Si Lecoin m’autorise à en publier ci-dessous une brouettée, je leur donnerai donc une vie éphémère. S’il me rappelle à plus de modestie et décide que cela n’en vaut pas la peine, je ne lui donnerai pas tort, et nous jetterons cela au feu pour n’en plus reparler.
◼ J’aperçois, parmi les plus ardents de nos modernes défenseurs de la paix, des gens qui ne renonceraient pour rien au monde à la fierté qu’ils éprouvent d’avoir fait « leur devoir » pendant la guerre. Est-ce donc un devoir de faire la guerre ? Si oui, pourquoi réclamer la paix ?
D’autre part, tel autre qui n’a jamais tenu un fusil, mais qui a refusé de s’inscrire à un « mouvement » (?) pour la paix, est regardé de travers, et presque considéré comme un belliciste. Pourtant, quand un homme a traversé toutes ces occasions de guerre sans y participer, sans se laisser gagner par toutes ces folies homicides qui ont fait perdre la raison à tant de peuples aujourd’hui ruinés, et quand il y a toute apparence qu’à l’avenir il ne se laissera pas davantage conduire ou entraîner, qu’est-il besoin qu’il fasse des discours, contresigne des appels ou prenne place dans des défilés ? Son attitude étant probante, que veut-on qu’il fasse de plus ? Avez-vous donc besoin, exigerez-vous de lui qu’il prononce publiquement un inutile serment de paix, sur une tribune où se sont succédé avant lui des flots de politiciens dont chaque parole est un parjure ?
◼ Beaucoup de gens (tel M. Kravchenko) sont persuadés que l’Amérique est la terre de la liberté, et beaucoup de gens (tel M. André Wurmser) estiment que la Russie est la patrie du socialisme. Beaucoup de gens espèrent que la Russie socialisera l’Amérique, et beaucoup de gens escomptent que l’Amérique libérera la Russie.

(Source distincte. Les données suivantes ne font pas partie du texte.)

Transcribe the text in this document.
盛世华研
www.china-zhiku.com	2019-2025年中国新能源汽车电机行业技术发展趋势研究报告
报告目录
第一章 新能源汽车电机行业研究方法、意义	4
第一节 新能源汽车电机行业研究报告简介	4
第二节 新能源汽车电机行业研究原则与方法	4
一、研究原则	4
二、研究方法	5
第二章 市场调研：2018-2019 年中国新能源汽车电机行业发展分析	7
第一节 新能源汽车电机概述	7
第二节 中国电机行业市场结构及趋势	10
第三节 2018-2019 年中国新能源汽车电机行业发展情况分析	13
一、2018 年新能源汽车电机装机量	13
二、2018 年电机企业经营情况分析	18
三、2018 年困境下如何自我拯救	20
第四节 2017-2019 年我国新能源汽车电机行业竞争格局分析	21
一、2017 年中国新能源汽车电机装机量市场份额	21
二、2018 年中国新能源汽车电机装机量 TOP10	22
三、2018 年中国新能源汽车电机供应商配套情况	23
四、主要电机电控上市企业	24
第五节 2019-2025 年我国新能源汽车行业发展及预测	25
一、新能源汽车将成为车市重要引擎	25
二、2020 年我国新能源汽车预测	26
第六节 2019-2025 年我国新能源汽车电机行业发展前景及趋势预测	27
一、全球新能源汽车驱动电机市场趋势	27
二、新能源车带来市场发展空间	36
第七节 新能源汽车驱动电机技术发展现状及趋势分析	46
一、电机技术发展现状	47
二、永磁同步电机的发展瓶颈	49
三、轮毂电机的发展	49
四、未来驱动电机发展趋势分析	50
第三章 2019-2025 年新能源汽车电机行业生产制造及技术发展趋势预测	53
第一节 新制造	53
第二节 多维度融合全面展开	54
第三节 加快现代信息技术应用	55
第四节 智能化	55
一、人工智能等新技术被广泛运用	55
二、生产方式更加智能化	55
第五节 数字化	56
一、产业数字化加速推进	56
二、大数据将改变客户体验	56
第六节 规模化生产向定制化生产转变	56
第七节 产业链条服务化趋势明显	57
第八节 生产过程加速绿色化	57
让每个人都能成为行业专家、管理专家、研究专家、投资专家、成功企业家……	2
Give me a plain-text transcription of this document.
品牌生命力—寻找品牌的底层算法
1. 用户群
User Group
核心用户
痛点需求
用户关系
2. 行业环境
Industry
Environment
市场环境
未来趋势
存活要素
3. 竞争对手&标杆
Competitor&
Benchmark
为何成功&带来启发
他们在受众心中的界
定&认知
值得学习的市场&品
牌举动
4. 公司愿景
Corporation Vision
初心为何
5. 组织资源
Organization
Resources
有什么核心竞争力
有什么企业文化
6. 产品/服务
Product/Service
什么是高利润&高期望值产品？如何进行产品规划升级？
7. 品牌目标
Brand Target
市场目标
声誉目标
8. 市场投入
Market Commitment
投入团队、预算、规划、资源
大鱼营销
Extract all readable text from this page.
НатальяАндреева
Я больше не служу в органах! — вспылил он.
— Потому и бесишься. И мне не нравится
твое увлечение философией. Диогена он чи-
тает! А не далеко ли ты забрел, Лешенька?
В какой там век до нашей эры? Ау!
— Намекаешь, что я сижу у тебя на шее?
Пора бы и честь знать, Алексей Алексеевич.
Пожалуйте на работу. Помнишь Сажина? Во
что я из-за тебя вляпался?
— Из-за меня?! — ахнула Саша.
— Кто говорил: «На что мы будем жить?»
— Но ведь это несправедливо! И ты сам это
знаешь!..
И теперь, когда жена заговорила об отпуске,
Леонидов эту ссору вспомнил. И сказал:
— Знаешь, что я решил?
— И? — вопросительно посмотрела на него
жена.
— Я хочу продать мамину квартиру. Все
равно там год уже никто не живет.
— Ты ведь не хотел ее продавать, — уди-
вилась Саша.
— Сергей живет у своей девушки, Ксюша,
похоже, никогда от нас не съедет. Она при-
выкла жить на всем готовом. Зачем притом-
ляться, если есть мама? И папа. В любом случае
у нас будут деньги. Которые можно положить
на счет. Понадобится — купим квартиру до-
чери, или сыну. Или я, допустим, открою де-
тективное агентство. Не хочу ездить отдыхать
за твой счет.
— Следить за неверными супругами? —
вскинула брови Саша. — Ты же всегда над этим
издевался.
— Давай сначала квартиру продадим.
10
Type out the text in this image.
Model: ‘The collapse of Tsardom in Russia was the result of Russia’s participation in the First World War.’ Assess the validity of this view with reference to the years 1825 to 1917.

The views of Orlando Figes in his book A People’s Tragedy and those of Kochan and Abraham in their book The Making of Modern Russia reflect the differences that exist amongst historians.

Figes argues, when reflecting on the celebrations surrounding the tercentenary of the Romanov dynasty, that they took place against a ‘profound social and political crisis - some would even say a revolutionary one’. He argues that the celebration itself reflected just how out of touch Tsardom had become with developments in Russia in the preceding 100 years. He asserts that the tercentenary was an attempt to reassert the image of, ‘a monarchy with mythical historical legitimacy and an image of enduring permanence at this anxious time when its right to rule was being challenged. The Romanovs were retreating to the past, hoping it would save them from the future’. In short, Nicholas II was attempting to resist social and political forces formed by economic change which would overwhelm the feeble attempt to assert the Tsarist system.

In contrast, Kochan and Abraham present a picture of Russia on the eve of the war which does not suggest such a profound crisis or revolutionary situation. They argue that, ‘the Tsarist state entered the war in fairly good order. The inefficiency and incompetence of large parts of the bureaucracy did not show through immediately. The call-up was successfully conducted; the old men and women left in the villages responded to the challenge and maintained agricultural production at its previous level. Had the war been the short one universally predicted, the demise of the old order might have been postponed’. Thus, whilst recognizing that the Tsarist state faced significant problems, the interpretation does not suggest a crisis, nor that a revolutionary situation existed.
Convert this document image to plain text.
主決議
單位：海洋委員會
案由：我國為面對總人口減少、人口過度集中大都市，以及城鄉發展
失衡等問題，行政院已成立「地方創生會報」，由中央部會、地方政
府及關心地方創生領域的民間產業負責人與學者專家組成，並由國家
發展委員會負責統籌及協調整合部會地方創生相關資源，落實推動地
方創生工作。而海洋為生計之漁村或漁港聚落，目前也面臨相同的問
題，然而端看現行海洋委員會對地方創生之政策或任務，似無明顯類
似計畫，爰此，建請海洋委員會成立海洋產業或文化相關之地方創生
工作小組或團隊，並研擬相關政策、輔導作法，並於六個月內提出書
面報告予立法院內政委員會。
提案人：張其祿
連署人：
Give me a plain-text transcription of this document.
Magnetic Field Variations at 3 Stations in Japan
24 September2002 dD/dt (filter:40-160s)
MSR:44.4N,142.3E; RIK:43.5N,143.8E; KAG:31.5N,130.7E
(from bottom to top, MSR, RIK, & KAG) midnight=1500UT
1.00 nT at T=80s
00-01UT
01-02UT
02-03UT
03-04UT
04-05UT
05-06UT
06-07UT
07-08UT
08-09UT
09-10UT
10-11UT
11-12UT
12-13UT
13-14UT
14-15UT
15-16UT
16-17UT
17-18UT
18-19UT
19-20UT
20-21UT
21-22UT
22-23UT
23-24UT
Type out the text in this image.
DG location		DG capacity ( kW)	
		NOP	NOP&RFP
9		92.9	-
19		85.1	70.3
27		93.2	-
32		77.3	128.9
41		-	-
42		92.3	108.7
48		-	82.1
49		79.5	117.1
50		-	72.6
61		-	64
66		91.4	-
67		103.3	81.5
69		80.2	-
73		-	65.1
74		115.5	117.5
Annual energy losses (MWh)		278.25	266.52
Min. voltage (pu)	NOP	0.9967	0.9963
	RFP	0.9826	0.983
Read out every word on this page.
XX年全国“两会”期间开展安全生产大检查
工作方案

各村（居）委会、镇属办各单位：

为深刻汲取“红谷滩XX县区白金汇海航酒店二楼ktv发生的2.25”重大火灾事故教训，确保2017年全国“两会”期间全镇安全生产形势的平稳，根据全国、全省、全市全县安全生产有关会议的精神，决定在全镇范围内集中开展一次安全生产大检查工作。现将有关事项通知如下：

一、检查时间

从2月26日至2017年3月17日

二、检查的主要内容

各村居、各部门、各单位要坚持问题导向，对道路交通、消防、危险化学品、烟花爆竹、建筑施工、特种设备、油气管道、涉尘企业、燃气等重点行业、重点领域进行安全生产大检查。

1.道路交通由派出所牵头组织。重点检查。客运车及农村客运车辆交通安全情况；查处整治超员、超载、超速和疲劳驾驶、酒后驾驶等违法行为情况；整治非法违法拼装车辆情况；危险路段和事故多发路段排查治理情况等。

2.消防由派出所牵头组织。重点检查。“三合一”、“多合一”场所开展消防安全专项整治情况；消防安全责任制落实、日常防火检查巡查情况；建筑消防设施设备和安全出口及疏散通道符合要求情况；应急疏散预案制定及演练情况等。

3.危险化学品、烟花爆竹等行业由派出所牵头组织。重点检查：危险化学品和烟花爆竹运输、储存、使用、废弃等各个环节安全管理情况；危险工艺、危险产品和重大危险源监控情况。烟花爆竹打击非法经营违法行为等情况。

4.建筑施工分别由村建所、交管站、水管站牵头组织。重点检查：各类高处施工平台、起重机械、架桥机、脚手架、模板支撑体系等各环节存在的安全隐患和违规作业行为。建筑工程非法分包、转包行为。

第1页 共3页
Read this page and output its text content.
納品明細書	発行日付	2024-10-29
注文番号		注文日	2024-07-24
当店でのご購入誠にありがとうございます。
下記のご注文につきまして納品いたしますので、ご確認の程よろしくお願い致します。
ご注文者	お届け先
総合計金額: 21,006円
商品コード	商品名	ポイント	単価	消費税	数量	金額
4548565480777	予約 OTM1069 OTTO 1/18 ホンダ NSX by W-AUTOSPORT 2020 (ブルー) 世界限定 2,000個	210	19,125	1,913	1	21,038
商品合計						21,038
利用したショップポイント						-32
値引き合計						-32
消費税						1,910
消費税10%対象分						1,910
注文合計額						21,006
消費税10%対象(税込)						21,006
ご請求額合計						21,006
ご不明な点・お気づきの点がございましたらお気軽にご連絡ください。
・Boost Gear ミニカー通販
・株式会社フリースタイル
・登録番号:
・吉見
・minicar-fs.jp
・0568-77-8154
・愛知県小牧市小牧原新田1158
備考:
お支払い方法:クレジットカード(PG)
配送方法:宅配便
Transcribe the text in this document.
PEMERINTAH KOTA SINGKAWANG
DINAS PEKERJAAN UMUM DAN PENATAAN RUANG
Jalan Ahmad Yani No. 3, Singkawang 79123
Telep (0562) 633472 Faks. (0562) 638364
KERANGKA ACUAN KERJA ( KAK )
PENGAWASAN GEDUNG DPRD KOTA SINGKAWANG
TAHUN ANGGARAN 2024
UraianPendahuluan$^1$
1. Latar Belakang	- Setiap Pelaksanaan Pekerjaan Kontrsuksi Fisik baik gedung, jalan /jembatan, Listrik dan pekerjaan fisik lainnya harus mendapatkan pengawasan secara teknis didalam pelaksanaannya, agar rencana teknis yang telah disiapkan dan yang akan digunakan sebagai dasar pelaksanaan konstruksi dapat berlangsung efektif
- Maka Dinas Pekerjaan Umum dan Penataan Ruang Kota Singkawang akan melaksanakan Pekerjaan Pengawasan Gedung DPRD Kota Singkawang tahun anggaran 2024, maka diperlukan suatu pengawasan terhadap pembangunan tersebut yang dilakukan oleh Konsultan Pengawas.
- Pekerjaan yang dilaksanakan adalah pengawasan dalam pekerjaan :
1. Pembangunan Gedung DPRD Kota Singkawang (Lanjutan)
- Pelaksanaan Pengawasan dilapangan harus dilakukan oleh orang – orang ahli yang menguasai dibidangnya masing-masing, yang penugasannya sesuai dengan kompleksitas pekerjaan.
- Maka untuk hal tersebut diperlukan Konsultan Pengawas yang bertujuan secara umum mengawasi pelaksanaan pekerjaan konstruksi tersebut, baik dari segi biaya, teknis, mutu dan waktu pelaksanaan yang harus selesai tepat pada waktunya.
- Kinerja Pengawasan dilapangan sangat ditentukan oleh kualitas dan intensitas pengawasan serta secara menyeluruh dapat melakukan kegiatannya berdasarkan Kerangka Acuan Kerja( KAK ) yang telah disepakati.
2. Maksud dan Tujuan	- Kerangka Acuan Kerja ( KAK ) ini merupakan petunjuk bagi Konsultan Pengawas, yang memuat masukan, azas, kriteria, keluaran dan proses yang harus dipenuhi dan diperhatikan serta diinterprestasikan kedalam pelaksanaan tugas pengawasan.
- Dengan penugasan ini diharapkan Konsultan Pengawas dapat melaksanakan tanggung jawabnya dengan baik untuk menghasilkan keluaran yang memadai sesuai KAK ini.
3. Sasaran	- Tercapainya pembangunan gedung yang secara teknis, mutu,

L’Amérique libérant la Russie opprimée à grands coups de bombe atomique, et la Russie socialisant l’Amérique exploitée à grand renfort de camps de concentration, quelle agréable perspective !
Voilà où conduit l’aberration de vouloir faire le bonheur des peuples. Si l’on songeait, d’abord, à éviter ce qui peut faire leur malheur ? Pas de camps de concentration, pas de bombe atomique… Plus de partis politiques pour peupler les premiers, plus d’armée pour dépeupler la terre avec la seconde !
Alors peut-être que le socialisme et la liberté se répandraient petit à petit, sans doute pas sans luttes, pas sans efforts, pas sans difficultés, mais avec un minimum de pleurs et de sang !
◼ Réflexion d’un commerçant à l’issue d’un marché :
«— Je vends moins, depuis que tout est libre et abondant, que lorsque tout était rare et contingenté. »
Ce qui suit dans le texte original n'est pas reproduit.